No voy a entrar en si las cuentas del Ejecutivo del PSOE prometen ser buenas o malas: son ellos los que gobiernan y están en su derecho de querer subir impuestos y aumentar el gasto social en partidas que fueron recortadas en años anteriores. En casi todas las leyes, cualquier veto o enmienda de la Cámara Alta puede soslayarse en segunda lectura del Congreso, pero si el Senado tiene un poder reforzado en esta ley es porque lo que se vota es el techo de gasto de todas las administraciones: la central, las autonómicas y las municipales. Así que esa capacidad de veto lo que hace es aumentar las garantías —lo que en EEUU llaman “checks and balances”, eso que McCain tanto defendió— como cámara de representación territorial que es.

De modo que lo que se ha hecho es debilitar las instituciones arrebatando atribuciones legislativas a una de las dos cámaras donde reside la soberanía nacional por una simple conveniencia puntual de quien se sienta en la Moncloa. Y eso me asusta.

Yo prefiero el bloqueo y que no salgan adelante mis ideas —por muy urgentes que considere mis iniciativas— si a cambio de ello toco, aunque sea de refilón, los cimientos de las instituciones. Por eso no quiero extremistas con poder.

Me asusta pensar que Pedro Sánchez esté pagando a Podemos con cheques de mi democracia las cuotas de su hipoteca para ser presidente… Pero es que el jueves supimos de otra decisión de su Ejecutivo con apariencia de intereses abusivos de un prestamista, en este caso los independentistas catalanes: Sánchez decidió no defender el magistrado Pablo Llarena ante la demanda que le ha puesto el fugado Carles Puigdemont en Bélgica. Sostiene el ex president que el juez “ha demostrado su ausencia de imparcialidad” en unas declaraciones públicas realizadas en Oviedo.

Aunque ahora parece rectificar, argumentaba el Gobierno que sí defendería «la inviolabilidad de la jurisdicción española y su soberanía, pero no a Llarena en persona, al que se acusa por manifestaciones privadas”. Más allá de que lo dicho por el magistrado fuera una respuesta de manual de cualquier juez de un Estado de derecho a unos periodistas —“en España no hay presos políticos, muchas gracias”—, está esa torciera explicación de por qué no se le iba a defender. Porque todo español tiene derecho a plantear la recusación de un juez si cree que no es justo: el derecho fundamental a la tutela judicial efectiva, contemplado en el artículo 24 de nuestra Constitución, está desarrollado en el artículo 57 y siguientes de la Ley de Enjuiciamiento Criminal. .

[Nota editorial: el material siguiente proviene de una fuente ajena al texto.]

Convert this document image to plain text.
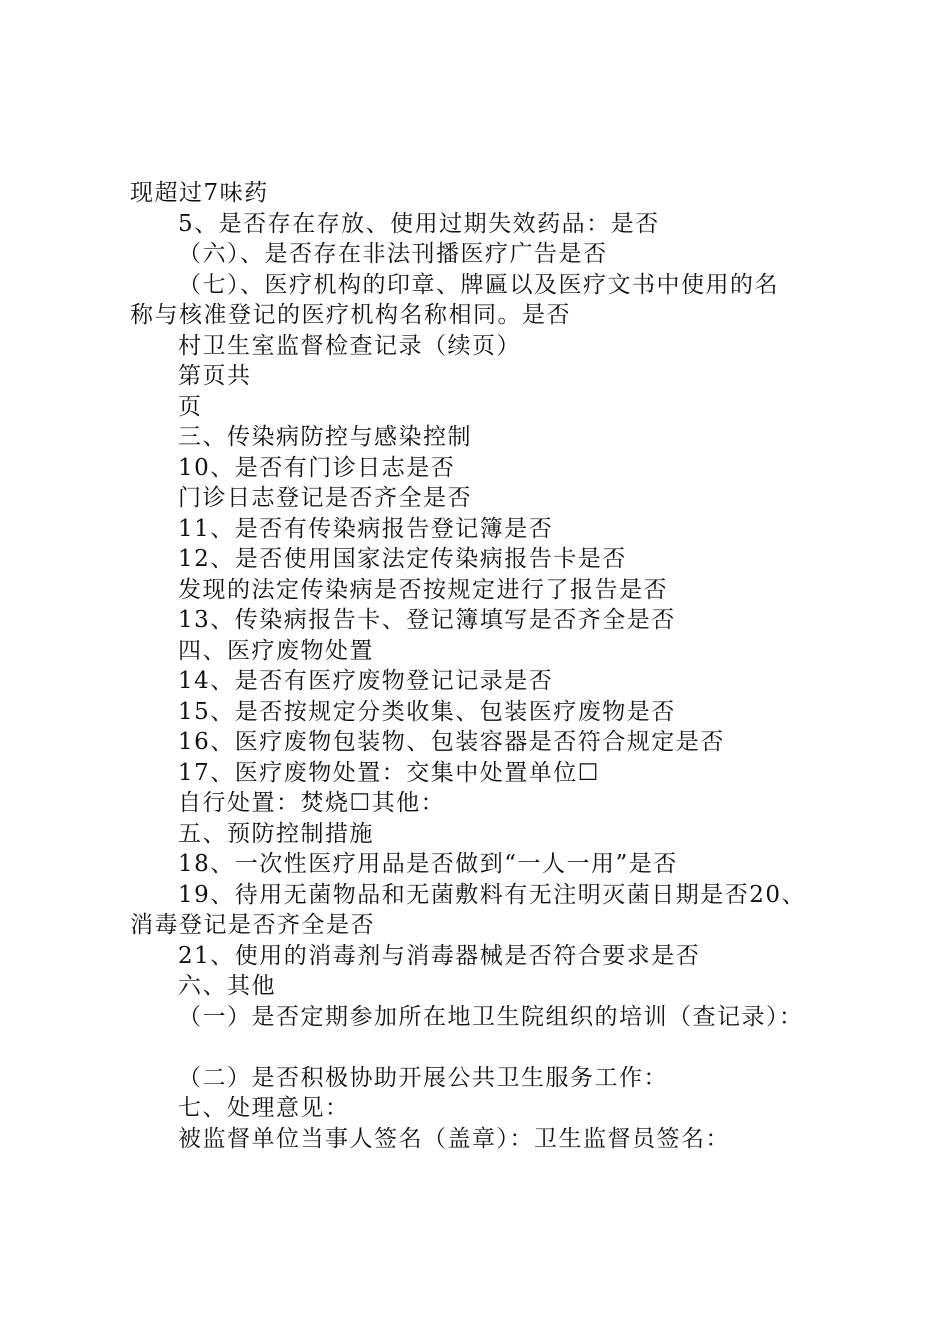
现超过7味药
5、是否存在存放、使用过期失效药品：是否
（六）、是否存在非法刊播医疗广告是否
（七）、医疗机构的印章、牌匾以及医疗文书中使用的名
称与核准登记的医疗机构名称相同。是否
村卫生室监督检查记录（续页）
第页共
页
三、传染病防控与感染控制
10、是否有门诊日志是否
门诊日志登记是否齐全是否
11、是否有传染病报告登记簿是否
12、是否使用国家法定传染病报告卡是否
发现的法定传染病是否按规定进行了报告是否
13、传染病报告卡、登记簿填写是否齐全是否
四、医疗废物处置
14、是否有医疗废物登记记录是否
15、是否按规定分类收集、包装医疗废物是否
16、医疗废物包装物、包装容器是否符合规定是否
17、医疗废物处置：交集中处置单位☐
自行处置：焚烧☐其他：
五、预防控制措施
18、一次性医疗用品是否做到“一人一用”是否
19、待用无菌物品和无菌敷料有无注明灭菌日期是否20、
消毒登记是否齐全是否
21、使用的消毒剂与消毒器械是否符合要求是否
六、其他
（一）是否定期参加所在地卫生院组织的培训（查记录）：
（二）是否积极协助开展公共卫生服务工作：
七、处理意见：
被监督单位当事人签名（盖章）：卫生监督员签名：
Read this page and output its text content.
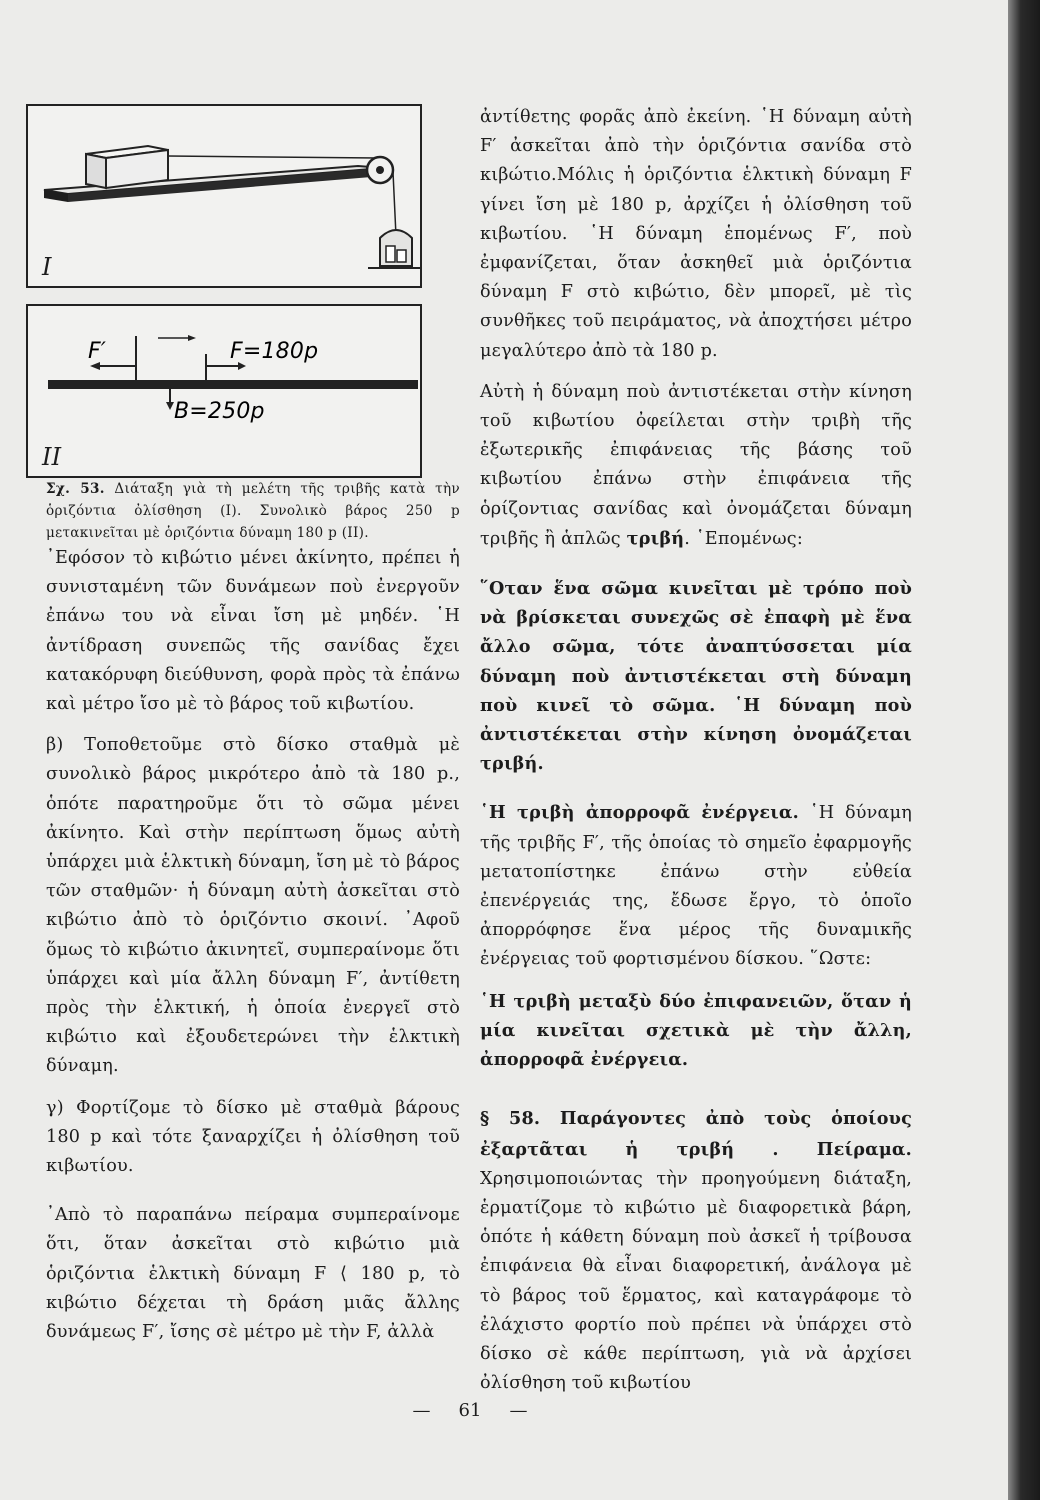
I
F′	F=180p
B=250p
II

Σχ. 53. Διάταξη γιὰ τὴ μελέτη τῆς τριβῆς κατὰ τὴν ὁριζόντια ὀλίσθηση (I). Συνολικὸ βάρος 250 p μετακινεῖται μὲ ὁριζόντια δύναμη 180 p (II).

᾿Εφόσον τὸ κιβώτιο μένει ἀκίνητο, πρέπει ἡ συνισταμένη τῶν δυνάμεων ποὺ ἐνεργοῦν ἐπάνω του νὰ εἶναι ἴση μὲ μηδέν. ῾Η ἀντίδραση συνεπῶς τῆς σανίδας ἔχει κατακόρυφη διεύθυνση, φορὰ πρὸς τὰ ἐπάνω καὶ μέτρο ἴσο μὲ τὸ βάρος τοῦ κιβωτίου.

β) Τοποθετοῦμε στὸ δίσκο σταθμὰ μὲ συνολικὸ βάρος μικρότερο ἀπὸ τὰ 180 p., ὁπότε παρατηροῦμε ὅτι τὸ σῶμα μένει ἀκίνητο. Καὶ στὴν περίπτωση ὅμως αὐτὴ ὑπάρχει μιὰ ἑλκτικὴ δύναμη, ἴση μὲ τὸ βάρος τῶν σταθμῶν· ἡ δύναμη αὐτὴ ἀσκεῖται στὸ κιβώτιο ἀπὸ τὸ ὁριζόντιο σκοινί. ᾿Αφοῦ ὅμως τὸ κιβώτιο ἀκινητεῖ, συμπεραίνομε ὅτι ὑπάρχει καὶ μία ἄλλη δύναμη F′, ἀντίθετη πρὸς τὴν ἑλκτική, ἡ ὁποία ἐνεργεῖ στὸ κιβώτιο καὶ ἐξουδετερώνει τὴν ἑλκτικὴ δύναμη.

γ) Φορτίζομε τὸ δίσκο μὲ σταθμὰ βάρους 180 p καὶ τότε ξαναρχίζει ἡ ὀλίσθηση τοῦ κιβωτίου.

᾿Απὸ τὸ παραπάνω πείραμα συμπεραίνομε ὅτι, ὅταν ἀσκεῖται στὸ κιβώτιο μιὰ ὁριζόντια ἑλκτικὴ δύναμη F ⟨ 180 p, τὸ κιβώτιο δέχεται τὴ δράση μιᾶς ἄλλης δυνάμεως F′, ἴσης σὲ μέτρο μὲ τὴν F, ἀλλὰ

ἀντίθετης φορᾶς ἀπὸ ἐκείνη. ῾Η δύναμη αὐτὴ F′ ἀσκεῖται ἀπὸ τὴν ὁριζόντια σανίδα στὸ κιβώτιο.Μόλις ἡ ὁριζόντια ἑλκτικὴ δύναμη F γίνει ἴση μὲ 180 p, ἀρχίζει ἡ ὀλίσθηση τοῦ κιβωτίου. ῾Η δύναμη ἑπομένως F′, ποὺ ἐμφανίζεται, ὅταν ἀσκηθεῖ μιὰ ὁριζόντια δύναμη F στὸ κιβώτιο, δὲν μπορεῖ, μὲ τὶς συνθῆκες τοῦ πειράματος, νὰ ἀποχτήσει μέτρο μεγαλύτερο ἀπὸ τὰ 180 p.

Αὐτὴ ἡ δύναμη ποὺ ἀντιστέκεται στὴν κίνηση τοῦ κιβωτίου ὀφείλεται στὴν τριβὴ τῆς ἐξωτερικῆς ἐπιφάνειας τῆς βάσης τοῦ κιβωτίου ἐπάνω στὴν ἐπιφάνεια τῆς ὁρίζοντιας σανίδας καὶ ὀνομάζεται δύναμη τριβῆς ἢ ἁπλῶς τριβή. ῾Επομένως:

῞Οταν ἕνα σῶμα κινεῖται μὲ τρόπο ποὺ νὰ βρίσκεται συνεχῶς σὲ ἐπαφὴ μὲ ἕνα ἄλλο σῶμα, τότε ἀναπτύσσεται μία δύναμη ποὺ ἀντιστέκεται στὴ δύναμη ποὺ κινεῖ τὸ σῶμα. ῾Η δύναμη ποὺ ἀντιστέκεται στὴν κίνηση ὀνομάζεται τριβή.

῾Η τριβὴ ἀπορροφᾶ ἐνέργεια. ῾Η δύναμη τῆς τριβῆς F′, τῆς ὁποίας τὸ σημεῖο ἐφαρμογῆς μετατοπίστηκε ἐπάνω στὴν εὐθεία ἐπενέργειάς της, ἔδωσε ἔργο, τὸ ὁποῖο ἀπορρόφησε ἕνα μέρος τῆς δυναμικῆς ἐνέργειας τοῦ φορτισμένου δίσκου. ῞Ωστε:

῾Η τριβὴ μεταξὺ δύο ἐπιφανειῶν, ὅταν ἡ μία κινεῖται σχετικὰ μὲ τὴν ἄλλη, ἀπορροφᾶ ἐνέργεια.

§ 58. Παράγοντες ἀπὸ τοὺς ὁποίους ἐξαρτᾶται ἡ τριβή . Πείραμα. Χρησιμοποιώντας τὴν προηγούμενη διάταξη, ἑρματίζομε τὸ κιβώτιο μὲ διαφορετικὰ βάρη, ὁπότε ἡ κάθετη δύναμη ποὺ ἀσκεῖ ἡ τρίβουσα ἐπιφάνεια θὰ εἶναι διαφορετική, ἀνάλογα μὲ τὸ βάρος τοῦ ἕρματος, καὶ καταγράφομε τὸ ἐλάχιστο φορτίο ποὺ πρέπει νὰ ὑπάρχει στὸ δίσκο σὲ κάθε περίπτωση, γιὰ νὰ ἀρχίσει ὀλίσθηση τοῦ κιβωτίου

— 61 —
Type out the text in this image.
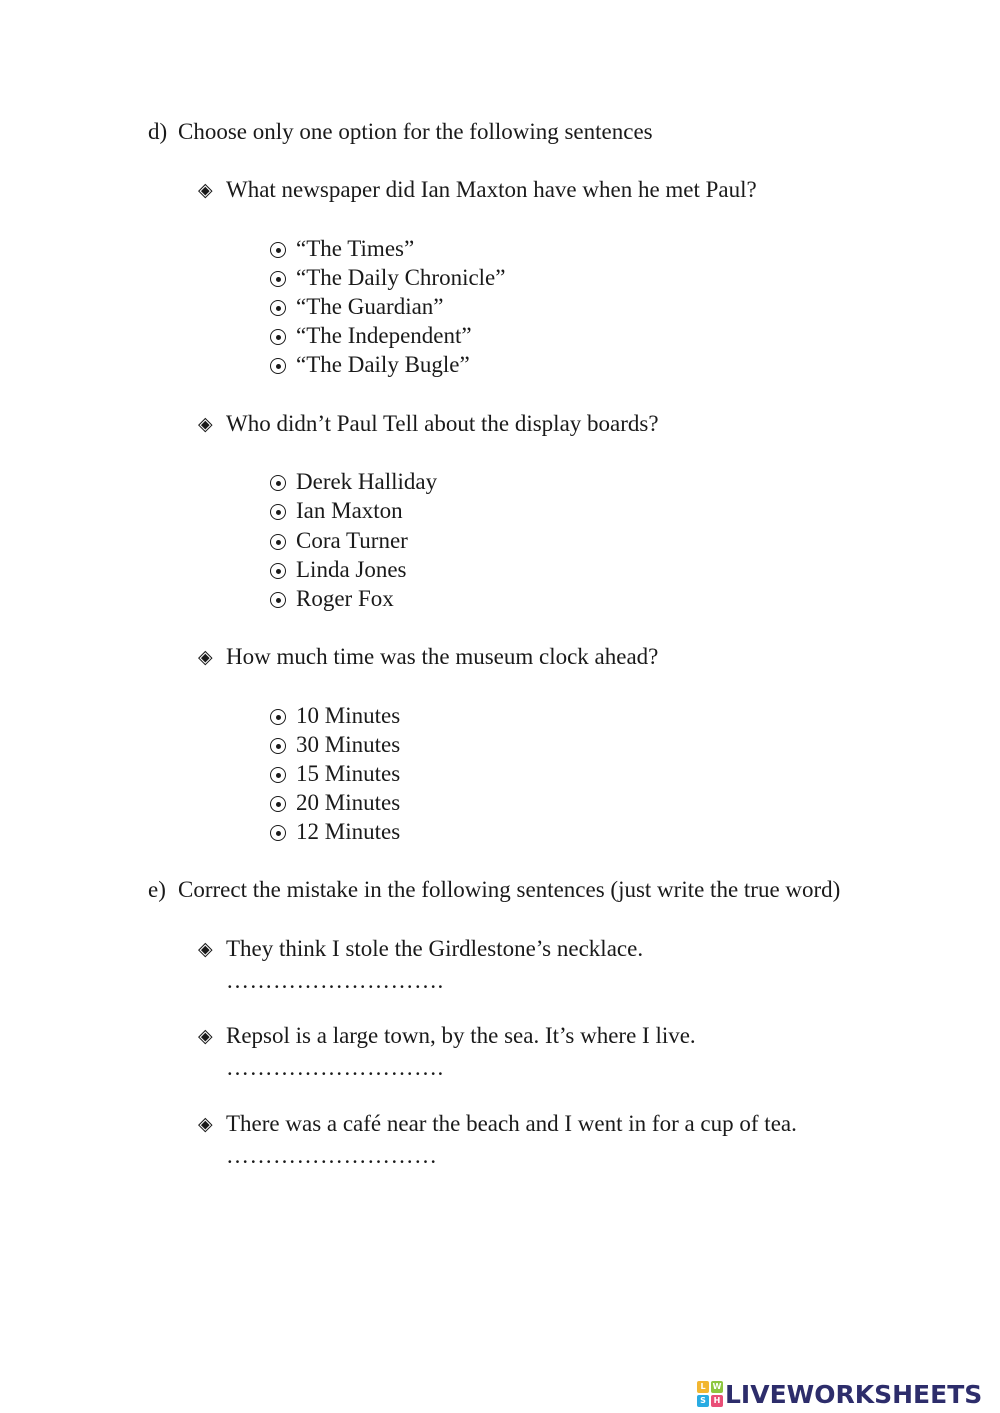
d) Choose only one option for the following sentences
◈ What newspaper did Ian Maxton have when he met Paul?
“The Times”
“The Daily Chronicle”
“The Guardian”
“The Independent”
“The Daily Bugle”
◈ Who didn’t Paul Tell about the display boards?
Derek Halliday
Ian Maxton
Cora Turner
Linda Jones
Roger Fox
◈ How much time was the museum clock ahead?
10 Minutes
30 Minutes
15 Minutes
20 Minutes
12 Minutes
e) Correct the mistake in the following sentences (just write the true word)
◈ They think I stole the Girdlestone’s necklace.
……………………….
◈ Repsol is a large town, by the sea. It’s where I live.
……………………….
◈ There was a café near the beach and I went in for a cup of tea.
………………………
L W
S H LIVEWORKSHEETS
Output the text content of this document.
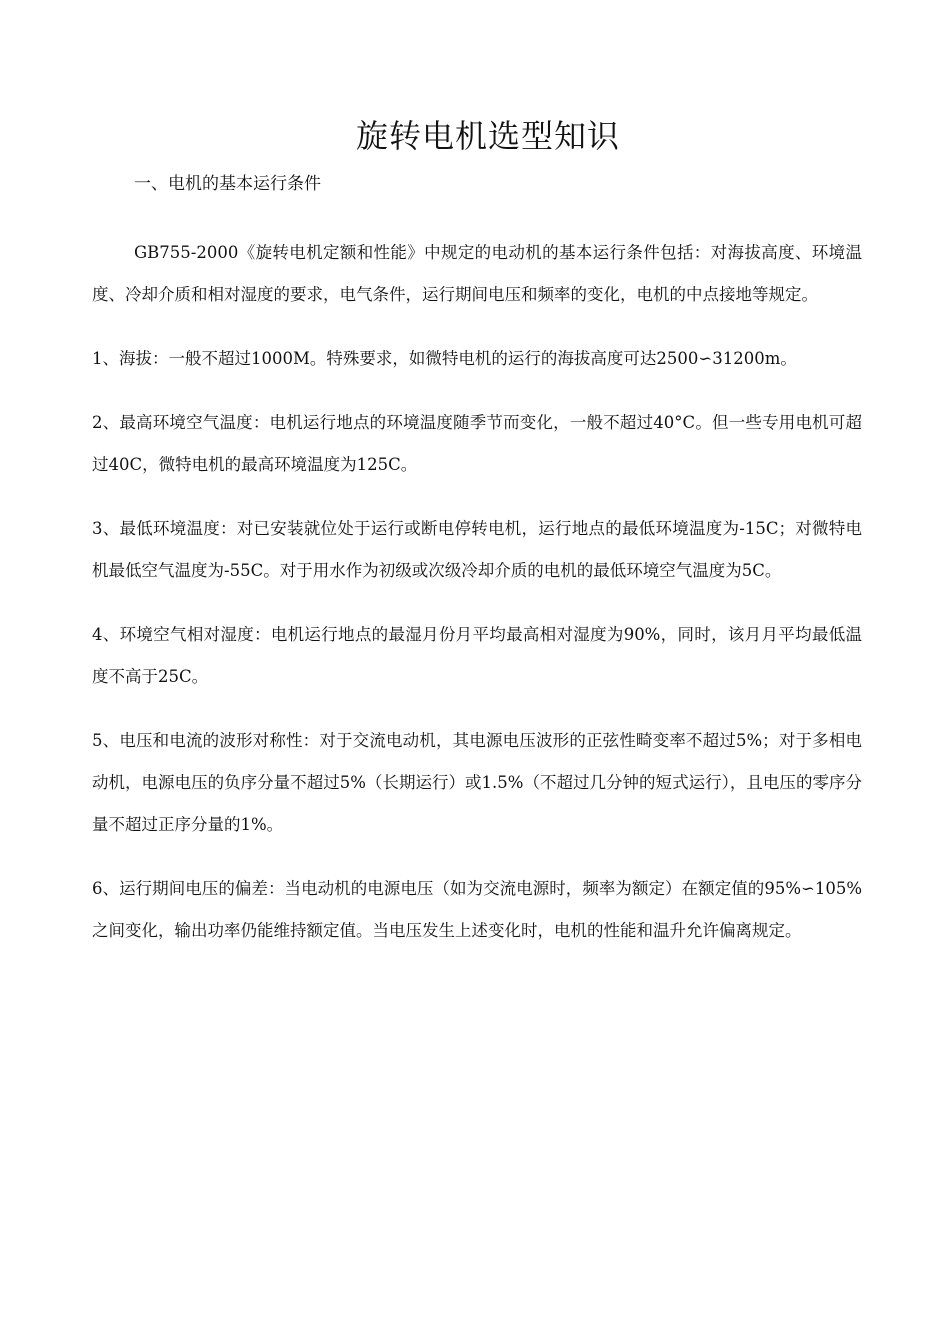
旋转电机选型知识
一、电机的基本运行条件

GB755-2000《旋转电机定额和性能》中规定的电动机的基本运行条件包括：对海拔高度、环境温度、冷却介质和相对湿度的要求，电气条件，运行期间电压和频率的变化，电机的中点接地等规定。

1、海拔：一般不超过1000M。特殊要求，如微特电机的运行的海拔高度可达2500∽31200m。

2、最高环境空气温度：电机运行地点的环境温度随季节而变化，一般不超过40°C。但一些专用电机可超过40C，微特电机的最高环境温度为125C。

3、最低环境温度：对已安装就位处于运行或断电停转电机，运行地点的最低环境温度为-15C；对微特电机最低空气温度为-55C。对于用水作为初级或次级冷却介质的电机的最低环境空气温度为5C。

4、环境空气相对湿度：电机运行地点的最湿月份月平均最高相对湿度为90%，同时，该月月平均最低温度不高于25C。

5、电压和电流的波形对称性：对于交流电动机，其电源电压波形的正弦性畸变率不超过5%；对于多相电动机，电源电压的负序分量不超过5%（长期运行）或1.5%（不超过几分钟的短式运行），且电压的零序分量不超过正序分量的1%。

6、运行期间电压的偏差：当电动机的电源电压（如为交流电源时，频率为额定）在额定值的95%∽105%之间变化，输出功率仍能维持额定值。当电压发生上述变化时，电机的性能和温升允许偏离规定。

Es decir, que lo de las “manifestaciones privadas” también atañe a la “inviolabilidad de la jurisdicción española y su soberanía”, porque el asunto se puede (y se debe) solventar aquí.

Daba miedo pensar que el Gobierno estuviera en connivencia con los golpistas para quitarse de encima a Llarena abandonándolo a sus suerte en Bélgica. Me asusta sólo pensarlo, pero me acojona más no levantar la voz y advertir de lo que me parece que está pasando. Porque el único riesgo es parecer un alarmista y, en caso de no serlo, estaré defendiendo la base de todo: el Estado de Derecho, la división de poderes, los “checks and balances”. Como hizo el conciliador McCain al fijar entre sus últimas voluntades una línea roja: que el “extremista” Trump no vaya a su funeral.